From The Spirit of Laws: On the Separation of Governmental Powers (1748)

The writings of Frenchman Charles de Secondat (1689–1755), better known as Baron Montesquieu (mahn-tuhs-KYOO), were composed as the spirit of the Enlightenment swept over Europe in the early eighteenth century. Montesquieu’s political writings, excerpted here, were concerned with the makeup of the state and the effect of a government on the lives of those it ruled. In this excerpt from The Spirit of Laws, Montesquieu argued for the importance of the separation of powers, or the assignment of executive, legislative, and judicial powers to different individuals or political bodies. As you read, consider the implications for political reform. Why, despite Montesquieu’s avowed support of European monarchies, might monarchs have seen his work as a threat?

In every government there are three sorts of power: the legislative; the executive in respect to things dependent on the law of nations; and the executive in regard to matters that depend on the civil law.
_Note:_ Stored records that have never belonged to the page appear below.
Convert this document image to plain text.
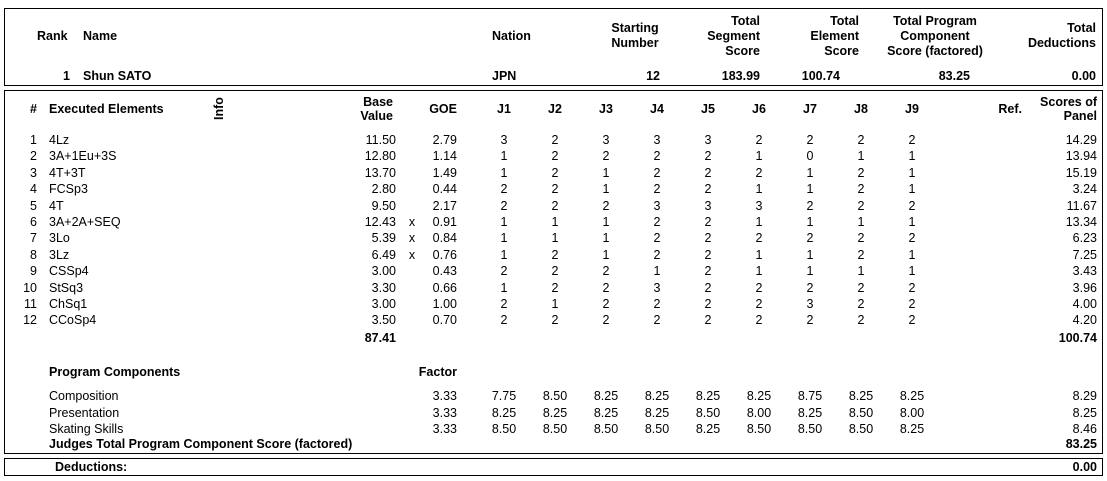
Rank Name	Nation
Starting
Number
Total
Segment
Score
Total
Element
Score
Total Program
Component
Score (factored)
Total
Deductions
1 Shun SATO	JPN	12	183.99	100.74	83.25	0.00
# Executed Elements	Info	Base
Value	GOE	J1	J2	J3	J4	J5	J6	J7	J8	J9	Ref.	Scores of
Panel
1 4Lz	11.50	2.79	3	2	3	3	3	2	2	2	2	14.29
2 3A+1Eu+3S	12.80	1.14	1	2	2	2	2	1	0	1	1	13.94
3 4T+3T	13.70	1.49	1	2	1	2	2	2	1	2	1	15.19
4 FCSp3	2.80	0.44	2	2	1	2	2	1	1	2	1	3.24
5 4T	9.50	2.17	2	2	2	3	3	3	2	2	2	11.67
6 3A+2A+SEQ	12.43	x	0.91	1	1	1	2	2	1	1	1	1	13.34
7 3Lo	5.39	x	0.84	1	1	1	2	2	2	2	2	2	6.23
8 3Lz	6.49	x	0.76	1	2	1	2	2	1	1	2	1	7.25
9 CSSp4	3.00	0.43	2	2	2	1	2	1	1	1	1	3.43
10 StSq3	3.30	0.66	1	2	2	3	2	2	2	2	2	3.96
11 ChSq1	3.00	1.00	2	1	2	2	2	2	3	2	2	4.00
12 CCoSp4	3.50	0.70	2	2	2	2	2	2	2	2	2	4.20
87.41	100.74
Program Components	Factor
Composition	3.33	7.75	8.50	8.25	8.25	8.25	8.25	8.75	8.25	8.25	8.29
Presentation	3.33	8.25	8.25	8.25	8.25	8.50	8.00	8.25	8.50	8.00	8.25
Skating Skills	3.33	8.50	8.50	8.50	8.50	8.25	8.50	8.50	8.50	8.25	8.46
Judges Total Program Component Score (factored)	83.25
Deductions:	0.00
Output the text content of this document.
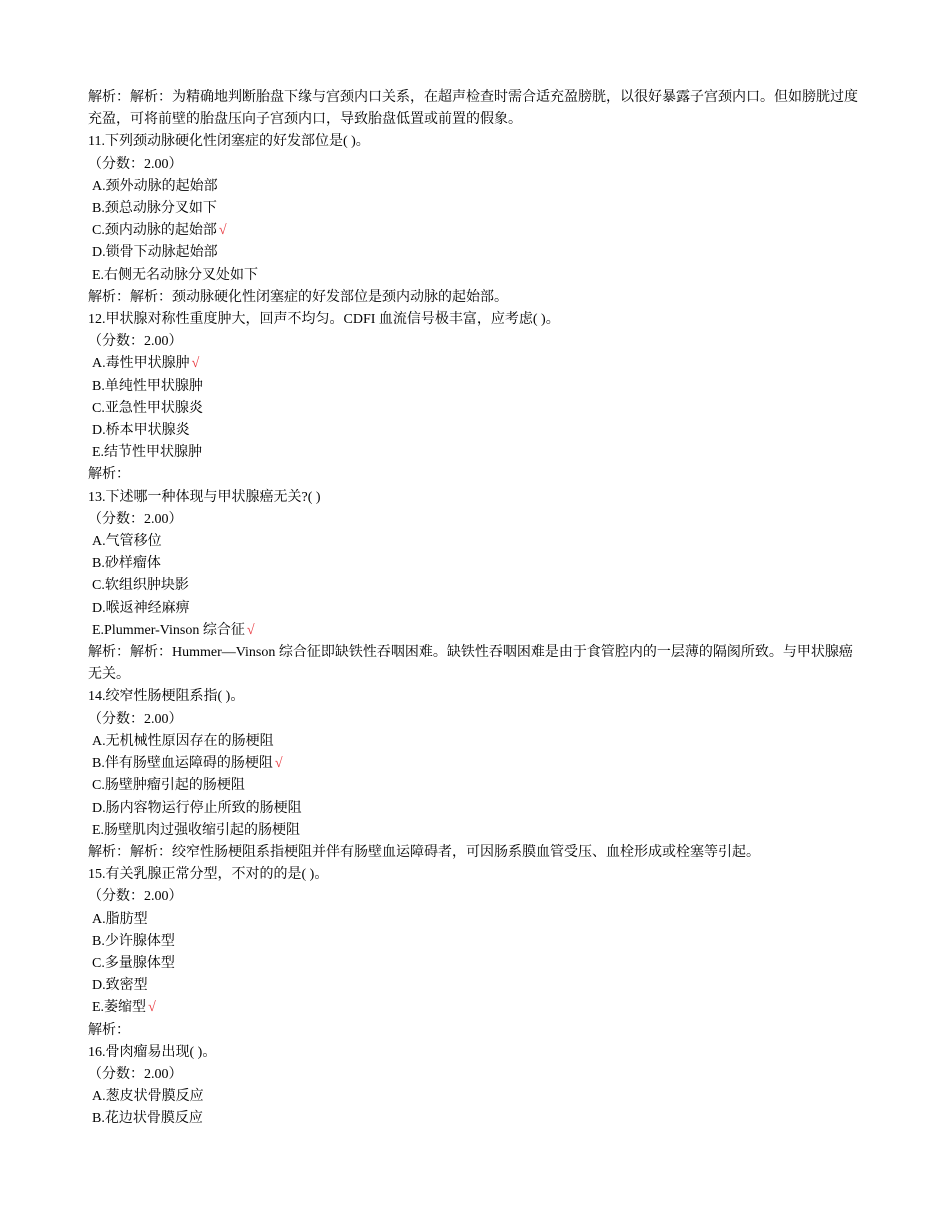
解析：解析：为精确地判断胎盘下缘与宫颈内口关系，在超声检查时需合适充盈膀胱，以很好暴露子宫颈内口。但如膀胱过度充盈，可将前壁的胎盘压向子宫颈内口，导致胎盘低置或前置的假象。
11.下列颈动脉硬化性闭塞症的好发部位是( )。
（分数：2.00）
A.颈外动脉的起始部
B.颈总动脉分叉如下
C.颈内动脉的起始部 √
D.锁骨下动脉起始部
E.右侧无名动脉分叉处如下
解析：解析：颈动脉硬化性闭塞症的好发部位是颈内动脉的起始部。
12.甲状腺对称性重度肿大，回声不均匀。CDFI 血流信号极丰富，应考虑( )。
（分数：2.00）
A.毒性甲状腺肿 √
B.单纯性甲状腺肿
C.亚急性甲状腺炎
D.桥本甲状腺炎
E.结节性甲状腺肿
解析：
13.下述哪一种体现与甲状腺癌无关?( )
（分数：2.00）
A.气管移位
B.砂样瘤体
C.软组织肿块影
D.喉返神经麻痹
E.Plummer-Vinson 综合征 √
解析：解析：Hummer—Vinson 综合征即缺铁性吞咽困难。缺铁性吞咽困难是由于食管腔内的一层薄的隔阂所致。与甲状腺癌无关。
14.绞窄性肠梗阻系指( )。
（分数：2.00）
A.无机械性原因存在的肠梗阻
B.伴有肠壁血运障碍的肠梗阻 √
C.肠壁肿瘤引起的肠梗阻
D.肠内容物运行停止所致的肠梗阻
E.肠壁肌肉过强收缩引起的肠梗阻
解析：解析：绞窄性肠梗阻系指梗阻并伴有肠壁血运障碍者，可因肠系膜血管受压、血栓形成或栓塞等引起。
15.有关乳腺正常分型，不对的的是( )。
（分数：2.00）
A.脂肪型
B.少许腺体型
C.多量腺体型
D.致密型
E.萎缩型 √
解析：
16.骨肉瘤易出现( )。
（分数：2.00）
A.葱皮状骨膜反应
B.花边状骨膜反应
By virtue of the first, the prince or magistrate enacts temporary or perpetual laws, and amends or abrogates those that have been already enacted. By the second, he makes peace or war, sends or receives embassies, establishes the public security, and provides against invasions. By the third, he punishes criminals, or determines the disputes that arise between individuals. The latter we shall call the judiciary power, and the other simply the executive power of the state.

The political liberty of the subject is a tranquility of mind arising from the opinion each person has of his safety. In order to have this liberty, it is requisite the government be so constituted as one man need not be afraid of another.

When the legislative and executive powers are united in the same person, or in the same body of magistrates, there can be no liberty; because apprehensions may arise, lest the same monarch or senate should enact tyrannical laws, to execute them in a tyrannical manner.

Again, there is no liberty, if the judiciary power be not separated from the legislative and executive. Were it joined with the legislative, the life and liberty of the subject would be exposed to arbitrary control; for the judge would be then the legislator. Were it joined to the executive power, the judge might behave with violence and oppression.

There would be an end of everything, were the same man or the same body, whether of the nobles or of the people, to exercise those three powers, that of enacting laws, that of executing the public resolutions, and of trying the causes of individuals.

Most kingdoms in Europe enjoy a moderate government because the prince who is invested with the two first powers leaves the third to his subjects. In Turkey, where these three powers are united in the Sultan’s person, the subjects groan under the most dreadful oppression.

In the republics of Italy, where these three powers are united, there is less liberty than in our monarchies. Hence their government is obliged to have recourse to as violent methods for its support as even that of the Turks; witness the state inquisitors, and the lion’s mouth into which every informer may at all hours throw his written accusations.

What a situation must the poor subject be in, under those republics! The same body of magistrates are possessed, as executors of the laws, of the whole power they have given themselves in quality of legislators. They may plunder the state by their general determinations; and as they have likewise the judiciary power in their hands, every private citizen may be ruined by their particular decisions.

The whole power is here united in one body; and though there is no external pomp that indicates a despotic sway, yet the people feel the effects of it every moment.

Hence it is that many of the princes of Europe, whose aim has been levelled at arbitrary power, have constantly set out with uniting in their own persons, all the branches of magistracy, and all the great offices of state.

From Baron de Montesquieu, The Spirit of Laws, trans. T. Nugent (New York: Hafner, 1949), pp. 151–152.